Sometimes I just turn ’em all on, and hope at least one of the damn things lights up (which can take a while, allowing the gas to accumulate under a frying pan or something, before suddenly exploding in a huge fireball, which is simultaneously very scary and really cool – especially if the kitchen lights are off). It’s kind of fun standing there, listening to the gas come rolling out and the four sparkers clicking, deciding how long to wait before shutting them off (I can hear Clint Eastwood whispering in my ear through clenched teeth, “are you feeling lucky, punk?”). Kind of a kitchen version of “chicken.”

Of course, sometimes you might want a specific burner to light, so you have to do it the old fashioned way – with a match. For this purpose, we have a box of wooden kitchen matches up in the cupboard. This box (which precedes my presence in the house), has a rather emphatically scrawled (complete with multiple underlines)

TOP

written across the top of the box. It doesn’t take much imagination to envision how that came to be (makes me laugh every time I see it).

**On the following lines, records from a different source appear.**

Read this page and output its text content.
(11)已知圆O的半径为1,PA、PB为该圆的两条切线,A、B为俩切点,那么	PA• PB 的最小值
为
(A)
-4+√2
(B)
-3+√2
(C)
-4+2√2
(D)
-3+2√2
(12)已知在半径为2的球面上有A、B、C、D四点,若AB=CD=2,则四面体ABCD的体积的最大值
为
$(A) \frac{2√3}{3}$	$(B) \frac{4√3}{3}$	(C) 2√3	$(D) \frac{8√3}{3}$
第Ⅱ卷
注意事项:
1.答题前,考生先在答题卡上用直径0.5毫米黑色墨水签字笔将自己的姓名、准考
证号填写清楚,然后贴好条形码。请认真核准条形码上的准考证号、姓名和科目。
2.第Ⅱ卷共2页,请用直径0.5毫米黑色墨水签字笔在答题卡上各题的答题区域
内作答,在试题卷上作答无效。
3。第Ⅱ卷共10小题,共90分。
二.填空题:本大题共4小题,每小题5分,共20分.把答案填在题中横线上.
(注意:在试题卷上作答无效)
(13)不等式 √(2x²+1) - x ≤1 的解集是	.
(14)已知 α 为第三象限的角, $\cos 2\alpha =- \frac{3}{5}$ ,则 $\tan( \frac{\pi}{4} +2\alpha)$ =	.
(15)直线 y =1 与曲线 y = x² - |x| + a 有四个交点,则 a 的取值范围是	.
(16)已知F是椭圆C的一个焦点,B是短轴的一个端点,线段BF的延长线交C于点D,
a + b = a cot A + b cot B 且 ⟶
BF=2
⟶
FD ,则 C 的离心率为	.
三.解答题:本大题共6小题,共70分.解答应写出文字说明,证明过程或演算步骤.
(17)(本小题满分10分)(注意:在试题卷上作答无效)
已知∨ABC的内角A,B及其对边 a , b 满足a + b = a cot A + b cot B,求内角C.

Now, I’m sure there are many of you out there (particularly the females) who are saying to yourselves, “well that’s a very smart thing to do, labeling the top of the box so you don’t spill all the matches out.” And I suppose it is, but to me it epitomizes one of the differences between men and women – namely, the lack of an inclination to check before fully committing to a course of action that may have unpleasant ramifications (you know, like invading and occupying Iraq, or increasing troop levels in Afghanistan 🙄 ). The prime example of this, of course, is the toilet seat. Men who live with women are typically forced to put the toilet seat down (unless we want to be awakened in the middle of the night by an outraged – and somewhat damp – woman, hovering over us menacing, cursing like a sailor, and threatening a rather specific sort of bodily harm).

Contrary to popular belief, there are times that I, too, require the seat to be down, and on those occasions, I naturally check to make sure it is down before I assume the position (much like I only partially slide the match box cover open, until I’m sure I’ve got it right-side up). Now, I’ll admit that I’ve never actually fallen into the toilet, but I’m fairly certain that if it happened once, I’d never forget to check again.

I can hear the women out there now saying, “I don’t need the seat up, so why should I have to put it down?” A fair point, I guess, except I would counter with the argument that, while you don’t need the seat up, I’m pretty sure you’d just as soon that I didn’t leave it down (on a side note, it was years before it suddenly dawned on me one day why public toilet seats are horseshoe shaped). I’ve always thought the best way to get a woman to quit complaining about you not putting the seat down is to stop putting it up.

But, of course, putting the seat down is a small gesture, and the desire to preserve the peace greatly outweighs the slight effort it takes (and of course I refer not to physical effort, but the effort to remember to do it). Especially if you’d like to wake up with all the body parts you went to bed with (John Wayne Bobbitt left the seat up one time too many after a drunken night out on the town).

As I used to tell my stepson (who suffered alone in a house full of four women, and two female cats before I came along), you gotta pick your battles; no point in squandering good will on something trivial. In fact, in our house, putting the seat down isn’t enough; I have to put the lid down, too (not sure if Granny drowned in a past life or something).

Not on Sunday, though, as we’ll be having Easter dinner over at my in-laws, where my father-in-law is king of his castle, and a man is free to leave the seat up to his heart’s content.